Words by Ms Kemi Alemoru

5 November 2021

Netflix’s new western, The Harder They Fall, follows a denim-wearing, pointy-booted, valiant cowboy looking out from under his wide-brimmed hat as he traverses a rugged, desolate landscape. So far, so typical – except that this telling of the Wild West is rare. For one, the cowboy in question, played by Mr Jonathan Majors, is Black, as are the majority of his costars (Mr Idris Elba, Ms Regina King and Ms Zazie Beetz). It was directed by Black-British multi-hyphenate Mr Jeymes Samuel (aka The Bullitts), whose many skills include singing, songwriting, music producing, as well as filmmaking. Meanwhile, Jay Z serves as a producer, curating a mega soundtrack like no other Western that spans everything from reggae and afrobeats to new R&B tracks with Ms Lauryn Hill.

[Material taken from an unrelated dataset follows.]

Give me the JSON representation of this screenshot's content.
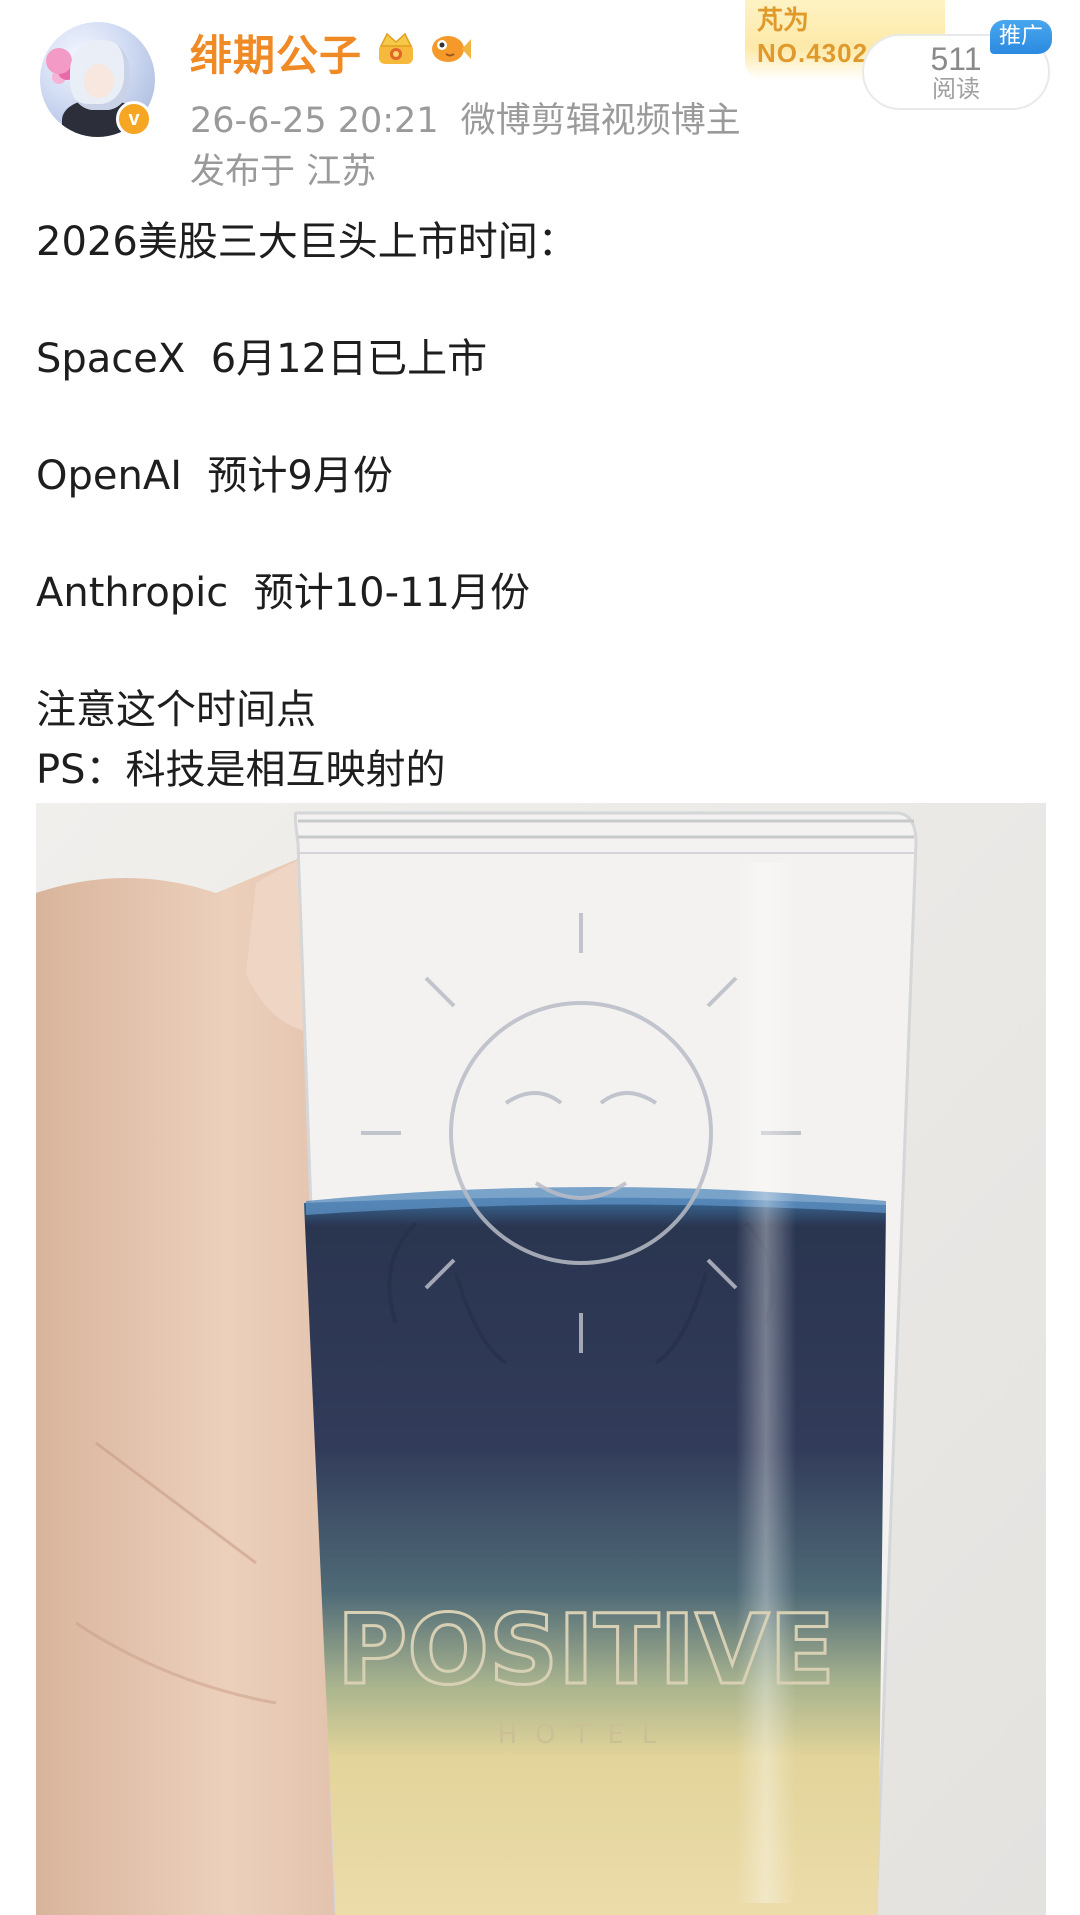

The Harder They Fall rides into town hot on the heels of a plethora of Black cowboy (and cowgirl) iconography across music, fashion and film that has been dubbed the “Yee-Haw Agenda”. Originally coined by pop culture archivist Ms Bri Malandroin in late 2018, the phrase plays on “the gay agenda” to describe the uptick in Black people donning cowboy looks in everything from magazines to music videos, with the suggestion that artists, creatives, activists and community groups were seeking to undo the whitewashing of cowboy (and traditional American) culture. The Yee-Haw Agenda allows African Americans to place themselves in the country’s rich history that often tries to erase or minimise their involvement and influence.

Around the same time, Black cowboy culture began to dominate music – most notably spurred by the release of Lil Nas X’s “Old Town Road”. Although the rap-country hybrid was controversially removed by Billboard from the Hot Country Songs chart, it went on to spend 19 weeks at the top of the Hot 100 from April to August of 2019, becoming the longest-running number-one song since Billboard’s chart debuted in 1958. Suddenly Lil Nas X was everywhere, rapping about horses and tractors, cowboy hat and fringed jacket in tow.

This reclaiming of an archaic American tradition also took the fashion world by storm via Black designers. Take Telfar’s “Telfar Country” show for AW19, which paid homage to Black cowboys by imprinting their image on jersey dress shirts and hoodies in a denim and leather heavy showcase, and LaQuan Smith’s SS20 collection, where cowboy hats and statement tees emblazoned with the words “hoedown” invoked the spirit of the West. Pyer Moss also paid homage to 19th-century Black cowboys such as Mr Bill Pickett, a rodeo star of that time, and featured real-life Black cowboy collective the Compton Cowboys in their campaigns.

Naturally, cinema has followed suit. Ms Melina Matsoukas’ stunning 2019 drama Queen & Slim, which follows a Black couple on the run, shows Slim riding for the first time as Queen quips: “Nothing scares a white man more than a Black man on a horse.” Earlier this year, Netflix also released Concrete Cowboy, a tale of a Philadelphia community of Black equestrians keeping rebellious teens on the straight and narrow – no doubt inspired by the likes of Compton Cowboys, as well as Cowgirls of Color and Urban Saddles, which honour the traditions of horse riding, while also taking a keen interest in community activism.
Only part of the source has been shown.